President of Estonia takes to Twitter to respond:

Let's write about something we know nothing about & be smug, overbearing & patronizing: after all, they're just wogs
Guess a Nobel in trade means you can pontificate on fiscal matters & declare my country a "wasteland". Must be a Princeton vs Columbia thing
But yes, what do we know? We're just dumb & silly East Europeans. Unenlightened. Someday we too will understand. Nostra culpa.
Let's ##### on East Europeans: their English is bad, won't respond & actually do what they've agreed to & reelect govts that are responsible.
President of Estonia needs to learn to hide his butthurt better.
 
http://krugman.blogs.nytimes.com/2012/06/05/two-self-promotional-videos/

This is from last week on Krugman's European tour.

You can tell it is a British talk show because the comments are much more extended, rather than sound bite/talking points boiled down to 20 seconds each from hired "strategists." And, the background wallpaper appears to depict the ghosts of ancient Greek philosophers. (Maybe it's a night picture of the Elgin Marbles, stolen from the face of the Parthenon, which sit in the British Museum currently.)

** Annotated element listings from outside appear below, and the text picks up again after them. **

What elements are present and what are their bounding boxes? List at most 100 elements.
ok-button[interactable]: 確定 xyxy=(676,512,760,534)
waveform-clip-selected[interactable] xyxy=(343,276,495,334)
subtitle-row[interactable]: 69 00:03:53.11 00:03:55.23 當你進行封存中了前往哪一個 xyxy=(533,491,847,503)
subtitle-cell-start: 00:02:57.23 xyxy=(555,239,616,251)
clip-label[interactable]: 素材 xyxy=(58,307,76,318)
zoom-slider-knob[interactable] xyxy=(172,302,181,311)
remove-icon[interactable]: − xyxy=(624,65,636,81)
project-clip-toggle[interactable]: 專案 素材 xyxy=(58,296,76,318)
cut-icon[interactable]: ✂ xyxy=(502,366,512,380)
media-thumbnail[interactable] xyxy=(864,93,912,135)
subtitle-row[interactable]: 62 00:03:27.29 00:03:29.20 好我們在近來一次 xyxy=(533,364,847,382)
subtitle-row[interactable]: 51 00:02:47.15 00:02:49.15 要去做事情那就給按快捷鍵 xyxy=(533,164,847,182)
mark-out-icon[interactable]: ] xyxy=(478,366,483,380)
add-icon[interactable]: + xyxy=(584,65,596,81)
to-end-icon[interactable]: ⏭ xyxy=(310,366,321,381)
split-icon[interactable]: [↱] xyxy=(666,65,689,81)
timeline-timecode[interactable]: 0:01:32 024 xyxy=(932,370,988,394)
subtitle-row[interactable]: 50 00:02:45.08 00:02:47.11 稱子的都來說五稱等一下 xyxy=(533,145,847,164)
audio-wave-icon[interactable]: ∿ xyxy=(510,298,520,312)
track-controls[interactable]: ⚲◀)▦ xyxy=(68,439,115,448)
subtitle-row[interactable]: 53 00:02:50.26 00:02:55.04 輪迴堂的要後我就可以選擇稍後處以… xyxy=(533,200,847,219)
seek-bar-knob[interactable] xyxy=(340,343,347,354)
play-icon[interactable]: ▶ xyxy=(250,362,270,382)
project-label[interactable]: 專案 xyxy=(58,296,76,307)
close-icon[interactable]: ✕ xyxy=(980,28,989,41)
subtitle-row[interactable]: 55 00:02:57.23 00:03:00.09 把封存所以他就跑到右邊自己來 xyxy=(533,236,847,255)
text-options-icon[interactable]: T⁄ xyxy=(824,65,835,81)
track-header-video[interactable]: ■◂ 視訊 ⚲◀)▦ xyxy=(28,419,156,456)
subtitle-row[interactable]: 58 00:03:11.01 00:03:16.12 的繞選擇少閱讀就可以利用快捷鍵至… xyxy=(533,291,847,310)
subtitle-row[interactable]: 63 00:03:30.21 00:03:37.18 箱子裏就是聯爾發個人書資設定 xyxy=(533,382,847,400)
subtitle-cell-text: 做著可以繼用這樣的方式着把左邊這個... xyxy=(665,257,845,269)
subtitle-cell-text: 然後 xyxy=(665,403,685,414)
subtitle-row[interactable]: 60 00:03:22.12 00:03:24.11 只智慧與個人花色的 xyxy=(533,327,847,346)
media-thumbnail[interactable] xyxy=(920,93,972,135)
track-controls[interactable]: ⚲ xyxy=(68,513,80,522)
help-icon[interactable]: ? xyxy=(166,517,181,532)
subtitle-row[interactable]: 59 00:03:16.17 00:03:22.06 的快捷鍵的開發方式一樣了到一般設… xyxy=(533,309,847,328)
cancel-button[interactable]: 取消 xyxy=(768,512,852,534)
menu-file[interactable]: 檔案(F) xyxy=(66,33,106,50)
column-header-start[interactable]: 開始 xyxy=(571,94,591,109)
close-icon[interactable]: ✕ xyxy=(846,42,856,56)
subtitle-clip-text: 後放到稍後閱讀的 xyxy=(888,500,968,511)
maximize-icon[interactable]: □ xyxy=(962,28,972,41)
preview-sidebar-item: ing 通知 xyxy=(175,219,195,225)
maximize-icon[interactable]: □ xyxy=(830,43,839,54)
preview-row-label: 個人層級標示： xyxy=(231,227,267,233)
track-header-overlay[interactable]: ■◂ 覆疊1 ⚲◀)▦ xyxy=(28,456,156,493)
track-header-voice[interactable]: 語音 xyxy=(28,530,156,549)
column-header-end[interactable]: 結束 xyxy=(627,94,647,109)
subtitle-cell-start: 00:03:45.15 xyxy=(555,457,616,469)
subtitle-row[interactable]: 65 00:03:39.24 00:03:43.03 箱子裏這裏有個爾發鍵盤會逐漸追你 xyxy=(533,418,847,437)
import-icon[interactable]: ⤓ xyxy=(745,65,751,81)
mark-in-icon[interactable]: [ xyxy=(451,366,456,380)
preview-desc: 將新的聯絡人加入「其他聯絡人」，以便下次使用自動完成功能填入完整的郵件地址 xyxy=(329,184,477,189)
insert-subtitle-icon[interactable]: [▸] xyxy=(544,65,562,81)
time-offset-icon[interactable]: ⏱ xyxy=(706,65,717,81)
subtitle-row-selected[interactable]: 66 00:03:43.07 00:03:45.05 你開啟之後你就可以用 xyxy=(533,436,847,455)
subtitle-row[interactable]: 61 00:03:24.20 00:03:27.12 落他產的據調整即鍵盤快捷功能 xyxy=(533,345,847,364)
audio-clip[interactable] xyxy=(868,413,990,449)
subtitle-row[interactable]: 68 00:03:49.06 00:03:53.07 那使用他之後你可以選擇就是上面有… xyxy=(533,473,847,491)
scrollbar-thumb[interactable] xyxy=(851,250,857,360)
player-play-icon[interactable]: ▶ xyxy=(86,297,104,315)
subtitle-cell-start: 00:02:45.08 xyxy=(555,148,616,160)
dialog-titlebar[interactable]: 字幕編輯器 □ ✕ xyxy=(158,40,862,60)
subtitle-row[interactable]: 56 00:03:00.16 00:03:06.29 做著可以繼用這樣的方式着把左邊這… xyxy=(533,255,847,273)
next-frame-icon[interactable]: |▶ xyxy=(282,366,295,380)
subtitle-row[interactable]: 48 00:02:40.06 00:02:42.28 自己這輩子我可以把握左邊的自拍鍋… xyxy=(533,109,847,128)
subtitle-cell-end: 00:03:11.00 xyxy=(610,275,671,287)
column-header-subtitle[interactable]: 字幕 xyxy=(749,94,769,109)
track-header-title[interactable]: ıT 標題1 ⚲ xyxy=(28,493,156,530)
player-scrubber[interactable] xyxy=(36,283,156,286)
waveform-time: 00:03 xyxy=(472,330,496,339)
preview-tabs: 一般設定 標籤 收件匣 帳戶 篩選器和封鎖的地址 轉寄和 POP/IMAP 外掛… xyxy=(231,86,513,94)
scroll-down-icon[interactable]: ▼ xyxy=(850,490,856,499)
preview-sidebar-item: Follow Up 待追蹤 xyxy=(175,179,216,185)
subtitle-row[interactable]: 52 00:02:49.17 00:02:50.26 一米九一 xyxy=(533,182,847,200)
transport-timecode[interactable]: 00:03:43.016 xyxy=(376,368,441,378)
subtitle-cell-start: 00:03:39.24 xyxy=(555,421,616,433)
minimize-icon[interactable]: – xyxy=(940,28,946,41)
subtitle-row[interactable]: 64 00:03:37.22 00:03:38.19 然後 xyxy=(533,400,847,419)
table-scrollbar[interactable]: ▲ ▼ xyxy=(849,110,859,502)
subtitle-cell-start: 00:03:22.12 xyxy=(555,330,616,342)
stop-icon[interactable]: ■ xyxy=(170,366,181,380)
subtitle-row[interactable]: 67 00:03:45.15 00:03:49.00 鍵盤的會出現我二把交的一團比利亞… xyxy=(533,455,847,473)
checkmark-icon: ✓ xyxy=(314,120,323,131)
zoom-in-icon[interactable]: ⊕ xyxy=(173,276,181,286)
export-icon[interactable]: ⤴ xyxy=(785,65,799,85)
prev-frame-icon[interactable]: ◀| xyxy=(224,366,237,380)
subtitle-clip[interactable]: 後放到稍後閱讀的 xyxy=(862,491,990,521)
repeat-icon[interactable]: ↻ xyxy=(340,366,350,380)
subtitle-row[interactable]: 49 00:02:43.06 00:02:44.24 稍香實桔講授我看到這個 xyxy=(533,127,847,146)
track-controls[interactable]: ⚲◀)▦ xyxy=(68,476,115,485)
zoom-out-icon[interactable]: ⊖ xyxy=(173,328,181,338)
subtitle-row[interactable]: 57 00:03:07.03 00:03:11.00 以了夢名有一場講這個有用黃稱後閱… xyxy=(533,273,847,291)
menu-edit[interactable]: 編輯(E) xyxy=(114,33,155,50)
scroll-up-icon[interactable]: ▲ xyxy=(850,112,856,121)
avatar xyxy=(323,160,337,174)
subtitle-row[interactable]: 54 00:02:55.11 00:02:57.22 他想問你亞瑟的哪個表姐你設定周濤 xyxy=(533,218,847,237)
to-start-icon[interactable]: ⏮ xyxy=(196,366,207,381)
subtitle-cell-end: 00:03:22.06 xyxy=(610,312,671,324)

Anyway, I like how Krugman (in my view anyway) basically destroys the "We should run the government like we run our household" argument, repeating what's in his column pasted a few posts above, and turns the false moralizing "what about the debt we leave to our children" argument back on them. The Tory MP is left to argue that recent graduates, finding the job market barren, should just start their own businesses. (Or as Mitt Romney recently argued, they can just borrow money from their parents.)